The country’s exports also comprise precious metals and minerals like gold and diamonds. These valuable exports have facilitated make the UAE one of the richest countries in the world, with a GNI per capita of $67,758.
The economy of Kuwait is a small but wealthy petroleum-built economy. The Kuwaiti dinar is the top-valued unit of currency in the world. Non-petroleum industries include financial services. Rendering to the World Bank, Kuwait is the 4th wealthiest country in the world per capita.
Kuwait is one of just five nations with a GNI per capita above 70,000 dollars. In contrast to most other countries that rank among the richest in the world, Kuwait does not have a varied economy. Petroleum accounts for more than 84% of this country’s trades. Kuwait ranks as one of the most unethical nations on this list, likely resultant in an uneven dispersal of the wealth created from petroleum.
10- Hong Kong:
The economy of Hong Kong is a greatly industrialized free-market economy. It is reflected by its low taxation; almost free port trade and well-recognized international financial market. The currency of Hong Kong is known as the Hong Kong dollar. This currency is legally by 3 major international commercial banks and is nailed to the US dollar.
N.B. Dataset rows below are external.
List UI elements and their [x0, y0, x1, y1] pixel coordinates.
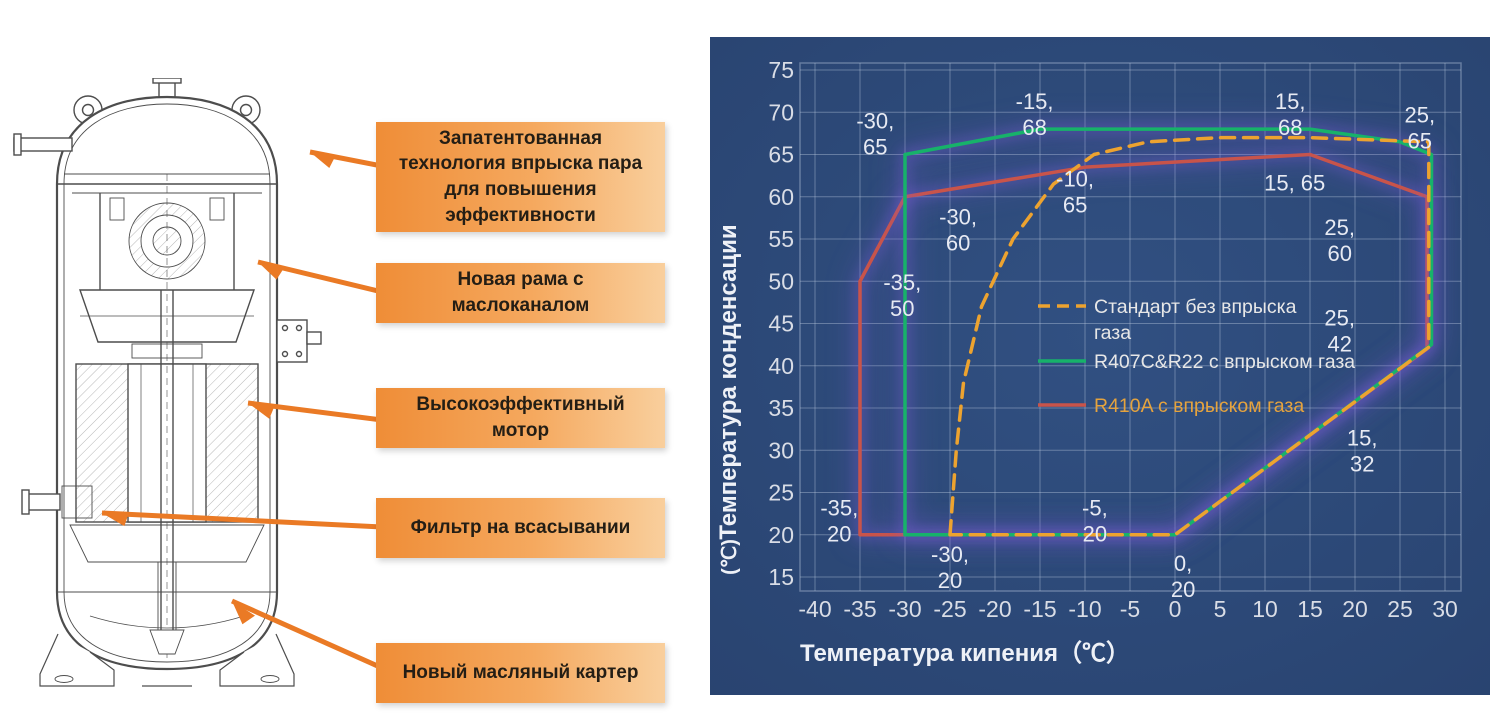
legend-label-0: Стандарт без впрыска: [1094, 296, 1297, 318]
series: [858, 127, 1434, 537]
point-label: -30,: [931, 542, 969, 567]
x-tick-label: -10: [1068, 596, 1101, 622]
plot-border: [799, 62, 1462, 592]
x-tick-label: 10: [1252, 596, 1278, 622]
point-label: 25,: [1324, 305, 1355, 330]
point-label: 15, 65: [1264, 170, 1325, 195]
point-label: -10,: [1056, 167, 1094, 192]
point-label: 20: [1083, 521, 1107, 546]
x-tick-label: -25: [933, 596, 966, 622]
callout-vapor-injection: Запатентованная технология впрыска пара …: [376, 122, 665, 232]
point-label: 50: [890, 296, 914, 321]
callout-suction-filter-label: Фильтр на всасывании: [410, 517, 631, 539]
y-tick-label: 40: [768, 353, 794, 379]
y-tick-label: 75: [768, 57, 794, 83]
point-label: 60: [946, 231, 970, 256]
y-tick-label: 25: [768, 480, 794, 506]
y-tick-label: 65: [768, 142, 794, 168]
oil-pickup: [149, 629, 185, 655]
x-tick-label: -30: [888, 596, 921, 622]
axes: -40 -35 -30 -25 -20 -15 -10 -5 0 5 10 15 20 25 30 15 20 2…: [715, 57, 1458, 667]
x-tick-label: 15: [1297, 596, 1323, 622]
point-label: 65: [863, 134, 887, 159]
legend-label-0: газа: [1094, 322, 1131, 344]
y-tick-label: 15: [768, 564, 794, 590]
foot-left: [39, 633, 115, 687]
frame: [79, 289, 255, 343]
compressor-diagram: [13, 78, 322, 687]
x-tick-label: 25: [1387, 596, 1413, 622]
point-label: -30,: [856, 108, 894, 133]
point-label: -35,: [883, 270, 921, 295]
x-tick-label: 20: [1342, 596, 1368, 622]
suction-filter: [61, 485, 93, 519]
point-label: 42: [1327, 331, 1351, 356]
point-label: -15,: [1016, 89, 1054, 114]
y-tick-label: 50: [768, 268, 794, 294]
point-label: 68: [1278, 115, 1302, 140]
x-tick-label: -35: [843, 596, 876, 622]
point-label: 20: [938, 568, 962, 593]
series-0: [948, 135, 1431, 537]
callout-frame-oil-channel: Новая рама с маслоканалом: [376, 263, 665, 323]
injection-port: [13, 137, 73, 152]
point-label: 15,: [1347, 425, 1378, 450]
point-label: 60: [1327, 241, 1351, 266]
grid: [799, 62, 1462, 592]
point-label: 0,: [1174, 551, 1192, 576]
y-tick-label: 35: [768, 395, 794, 421]
x-tick-label: -5: [1120, 596, 1140, 622]
point-label: 65: [1063, 193, 1087, 218]
callout-oil-sump: Новый масляный картер: [376, 643, 665, 703]
point-label: 20: [1171, 577, 1195, 602]
y-axis-title: Температура конденсации: [715, 224, 742, 539]
x-tick-label: -15: [1023, 596, 1056, 622]
y-tick-label: 30: [768, 437, 794, 463]
chart-panel: -30, 65 -15, 68 15, 68 25, 65 15, 65 -30, 60 -10, 65…: [710, 37, 1490, 695]
point-label: -5,: [1082, 495, 1108, 520]
legend: Стандарт без впрыска газа R407C&R22 с впры…: [1038, 296, 1355, 417]
x-tick-label: -20: [978, 596, 1011, 622]
point-label: -30,: [939, 205, 977, 230]
suction-port: [25, 493, 61, 511]
legend-label-1: R407C&R22 с впрыском газа: [1094, 351, 1355, 373]
point-label: 20: [827, 521, 851, 546]
y-tick-label: 60: [768, 184, 794, 210]
x-tick-label: 30: [1432, 596, 1458, 622]
point-label: -35,: [820, 495, 858, 520]
y-axis-units: (℃): [719, 539, 741, 575]
point-label: 25,: [1405, 102, 1436, 127]
callout-frame-oil-channel-label: Новая рама с маслоканалом: [451, 269, 590, 316]
callout-vapor-injection-label: Запатентованная технология впрыска пара …: [398, 127, 643, 226]
callout-oil-sump-label: Новый масляный картер: [402, 662, 639, 684]
point-label: 15,: [1275, 89, 1306, 114]
point-label: 65: [1408, 128, 1432, 153]
x-axis-title: Температура кипения（℃）: [800, 640, 1130, 667]
point-label: 68: [1022, 115, 1046, 140]
point-label: 25,: [1324, 215, 1355, 240]
x-tick-label: 0: [1169, 596, 1182, 622]
callout-high-efficiency-motor: Высокоэффективный мотор: [376, 388, 665, 448]
point-label: 32: [1350, 451, 1374, 476]
compressor-lines: [13, 78, 322, 687]
legend-label-2: R410A с впрыском газа: [1094, 395, 1304, 417]
y-tick-label: 70: [768, 99, 794, 125]
side-fitting: [276, 319, 308, 363]
y-tick-label: 45: [768, 311, 794, 337]
x-tick-label: -40: [798, 596, 831, 622]
y-tick-label: 20: [768, 522, 794, 548]
callout-suction-filter: Фильтр на всасывании: [376, 498, 665, 558]
x-tick-label: 5: [1214, 596, 1227, 622]
y-tick-label: 55: [768, 226, 794, 252]
callout-high-efficiency-motor-label: Высокоэффективный мотор: [416, 394, 625, 441]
Hong Kong is not a fully sovereign nation, but rather an unusual administrative region of China. But it has its own influential economy with a GDP of $414.3 billion and a GNI per capita of $58,420 per person. In addition to being one of the well-off countries in the world, Hong Kong is also one of the strongest and fittest countries. The average life prospect at birth in the country of 84.7 years is more than 12 years longer than the global average and about 6 years longer than in the United States.
Why the country is poor or rich?
As we already know that we can determine the “poorness” or “richness” of any nation by its GDP per capita. Though, this does not mean that people in poor countries are mostly poor. In the same way, poor people also exist in rich countries. And because poverty is seen as the more persistent issue between the two, researchers have been focusing on how to lessen poverty.
The poverty of any country could not be reduced by raising a country’s GDP but rather by increasing the economic productivity per individual. Simply speaking, economic growth is an important factor in minimizing poverty. To thrust economic growth, a country wants to increase capital and labor output. This is named total factor productivity, which when elevated drives economic growth.